Representing a given RDF dataset G using ST, VT, and WPT has consequences for disk occupancy, relation sparsity, duplication. Moreover, it directly impacts the workload complexity. Indeed, translating SPARQL queries in SQL is a schema-dependent task. In the context of Big Data systems, the overall complexity is aggravated by the variety of file formats, e.g., CSV, Avro, parquet, and data partitioning (which for graph data implies data shuffling).
- Design an algorithm for automated schema migration.
A major problem in hybrid schema definition for graph data is the lack of an automated procedure for schema migrations. Considering the schemas ST, VT, and WPT as starting points, we will develop an algorithm for schema migration that considers the dataset characteristics and the impact on the workload. The algorithm should take as an input a dataset profile (as it will be defined in the first step of the project) and the workload, which consists of a set of SPARQL queries and their SQL translations. We imagine the resulting approach to be iterative that attempts to modify the input dataset schema and the workload to reach an optimal hybrid schema.

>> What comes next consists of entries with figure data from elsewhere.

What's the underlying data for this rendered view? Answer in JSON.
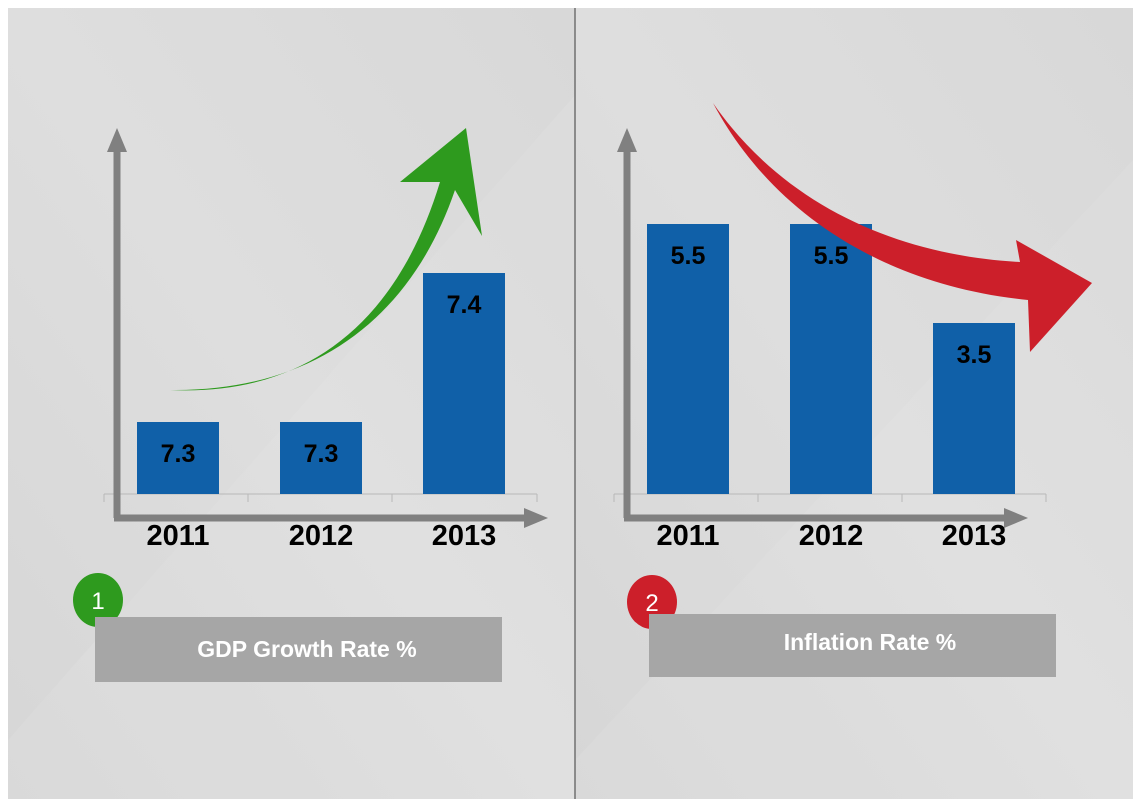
{
  "chart_data": [
    {
      "type": "bar",
      "categories": [
        "2011",
        "2012",
        "2013"
      ],
      "values": [
        7.3,
        7.3,
        7.4
      ],
      "data_labels": [
        "7.3",
        "7.3",
        "7.4"
      ],
      "title": "GDP Growth Rate %",
      "badge": "1",
      "badge_color": "#2e9a1e",
      "bar_color": "#1060a8",
      "arrow_color": "#2e9a1e",
      "arrow_direction": "up"
    },
    {
      "type": "bar",
      "categories": [
        "2011",
        "2012",
        "2013"
      ],
      "values": [
        5.5,
        5.5,
        3.5
      ],
      "data_labels": [
        "5.5",
        "5.5",
        "3.5"
      ],
      "title": "Inflation Rate %",
      "badge": "2",
      "badge_color": "#cc1f2a",
      "bar_color": "#1060a8",
      "arrow_color": "#cc1f2a",
      "arrow_direction": "down"
    }
  ],
  "colors": {
    "panel_bg": "#dcdcdc",
    "caption_bg": "#a6a6a6",
    "axis": "#808080",
    "divider": "#707070"
  }
}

As an extension of such an algorithm, we plan to incorporate the notions of partitioning and storage file formats.
- Empirically validate the algorithm performance using state-of-the-art benchmarks and big data frameworks.

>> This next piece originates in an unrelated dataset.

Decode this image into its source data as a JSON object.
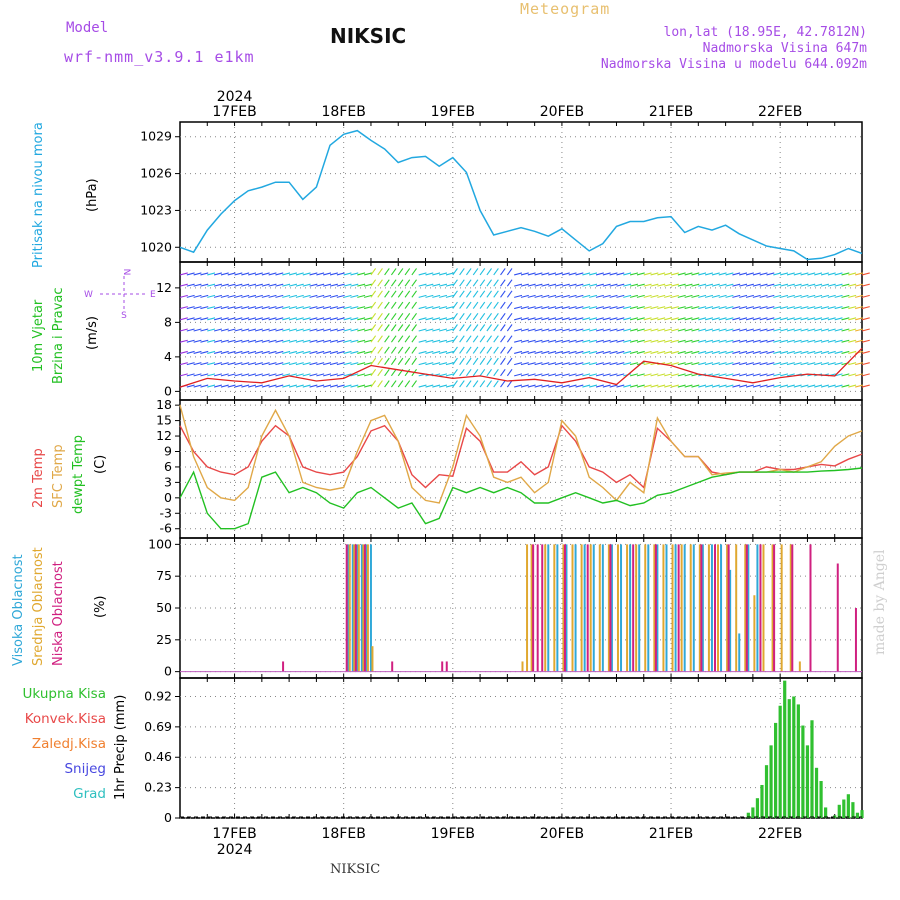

This project aims to enable workload-driven schema optimization by designing a method for automated schema transformation. To validate the effectiveness of our approach, we plan to re-use state-of-the-art benchmarking like LUBM, SP2Bench, WatDiv, and LDBC social media. These benchmarks include a data generator and sufficiently complex workloads to test the designed solution with different dataset sizes. Moreover, we also plan to test the approach on real-world datasets like Wikidata and Yago [2] that present additional challenges in data preparation and consistency. Last but not least, we plan to use Apache Spark as an initial test framework for our experiments because it is the de-facto standard for Big Data processing and offers a mature SQL interface.
The project will be carried on in collaboration with French and international partners. In particular, Mohamed Ragab from the University of Tartu (Estonia), who contributed to the preliminary work to this project [4,7], and Angela Bonifati from Lyon 1 University in France, who shares the vision and the expertise on Big Graph processing [1].
- Sakr, Sherif, et al. “The future is big graphs: a community view on graph processing systems.” Communications of the ACM64.9 (2021): 62-71.
- Hogan, Aidan, et al. “Knowledge graphs.” Synthesis Lectures on Data, Semantics, and Knowledge 12.2 (2021): 1-257.
- Cossu, Matteo, Michael Färber, and Georg Lausen. “Prost: Distributed execution of SpaRQL queries using mixed partitioning strategies.” arXiv preprint arXiv:1802.05898(2018).
- Ragab, Mohamed, Feras M. Awaysheh, and Riccardo Tommasini. “Bench-Ranking: A First Step Towards Prescriptive Performance Analyses For Big Data Frameworks.”
- Schätzle, Alexander, et al. “S2RDF: RDF querying with SPARQL on spark.” arXiv preprint arXiv:1512.07021 (2015).
- Schätzle, Alexander, et al. “Sempala: Interactive SPARQL query processing on hadoop.” International Semantic Web Conference. Springer, Cham, 2014.
- Ragab, Mohamed, et al. “An In-depth Investigation of Large-scale RDF Relational Schema Optimizations Using Spark SQL.” DOLAP. 2021.